Les relations entre Bamako et Nouakchott se sont donc dégradées à un rythme inquiétant. La récente
fermeture de nombreux commerces tenus par des Mauritaniens au Mali est
l’illustration la plus visible de cette rupture. Elle traduit une rancune
malienne que les responsables mauritaniens n’ont pas su anticiper ni
désamorcer.
Le Mali reproche à la Mauritanie une attitude jugée ambivalente face à la
crise sécuritaire sahélienne.
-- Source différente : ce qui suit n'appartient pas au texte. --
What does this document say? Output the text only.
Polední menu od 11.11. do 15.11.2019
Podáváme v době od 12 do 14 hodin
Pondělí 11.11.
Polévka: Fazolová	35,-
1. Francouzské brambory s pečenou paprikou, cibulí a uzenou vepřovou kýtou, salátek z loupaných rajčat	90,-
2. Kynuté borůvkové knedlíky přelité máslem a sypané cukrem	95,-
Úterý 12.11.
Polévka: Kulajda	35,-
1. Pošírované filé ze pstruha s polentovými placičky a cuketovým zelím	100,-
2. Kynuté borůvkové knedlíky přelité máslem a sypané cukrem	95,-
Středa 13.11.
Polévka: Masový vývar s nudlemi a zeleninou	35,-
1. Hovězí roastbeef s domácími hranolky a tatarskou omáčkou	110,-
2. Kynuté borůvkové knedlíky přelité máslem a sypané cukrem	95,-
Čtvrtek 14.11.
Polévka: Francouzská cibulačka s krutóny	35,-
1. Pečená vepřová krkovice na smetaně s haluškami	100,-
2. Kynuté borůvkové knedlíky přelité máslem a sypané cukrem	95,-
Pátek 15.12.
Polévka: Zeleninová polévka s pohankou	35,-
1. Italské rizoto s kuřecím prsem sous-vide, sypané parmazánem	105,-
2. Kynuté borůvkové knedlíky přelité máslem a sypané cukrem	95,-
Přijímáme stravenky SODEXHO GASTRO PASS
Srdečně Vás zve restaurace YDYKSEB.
Alors que Bamako a pris des distances avec ses
partenaires traditionnels, notamment la France et la CEDEAO, Nouakchott a
maintenu une ligne prudente, évitant toute confrontation mais sans offrir non
plus de soutien clair au régime de transition malien. Cette posture, perçue au
Mali comme de l’hypocrisie, nourrit l’idée que la Mauritanie profite de la
fragilité malienne sans assumer de solidarité politique.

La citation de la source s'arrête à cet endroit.